Inside, the main entrance led to a vestibule beyond which was an octagonal, domed central hall, providing access to the council chamber on the right, the session court to the left and the police court straight ahead. There were offices provided for the town clerk, treasurer, surveyor and other officers of the corporation, as well as for the Recorder and other officials and users of the courts.
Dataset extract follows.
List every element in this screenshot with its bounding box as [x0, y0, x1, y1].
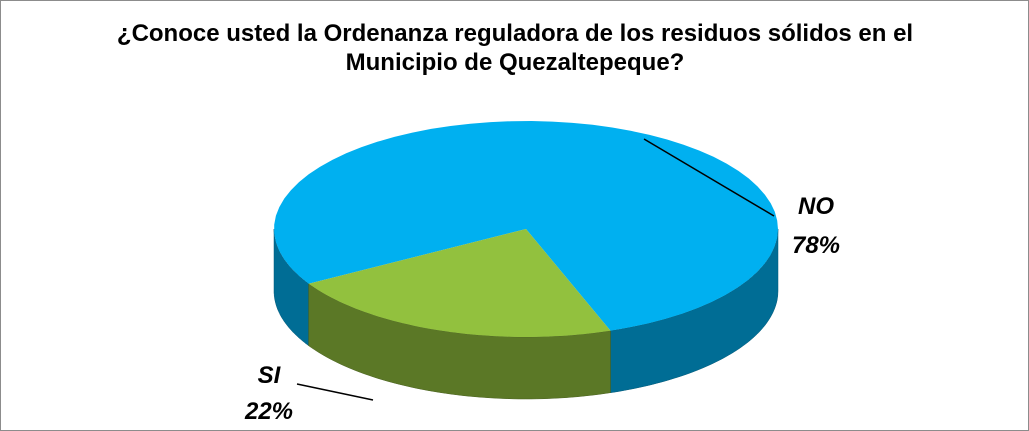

At basement level were 34 cells for prisoners, and to the rear a police barracks and exercise yards for the prisoners.

As well as being the borough's courthouse, the building was the meeting place of the local municipal borough council, which secured county borough status in 1889. The Queen Mother visited the town hall and met with civic leaders on 3 June 1969.

Following the implementation of re-organisation associated with the Local Government Act 1972, the building briefly became the headquarters of Wolverhampton Metropolitan Borough Council, until the council moved to Wolverhampton Civic Centre in 1978. The old town hall then ceased to be used as a municipal facility and instead became the home of the Wolverhampton Law Courts. After Wolverhampton Crown Court moved to the new Wolverhampton Combined Court Centre in Pipers Row in 1991, the old town hall operated primarily as the local home of the magistrates courts. A proposal for the magistrates courts to move to a new complex in Darlington Street was considered in 2010, but subsequently abandoned as uneconomic, and so the building remains the home of the "Black Country Magistrates Court".

Works of art inside the building include a large stature of the first mayor, George Benjamin Thorneycroft, which was sculpted by Thomas Thornycroft in 1851, and later installed within an alcove at the head of the staircase.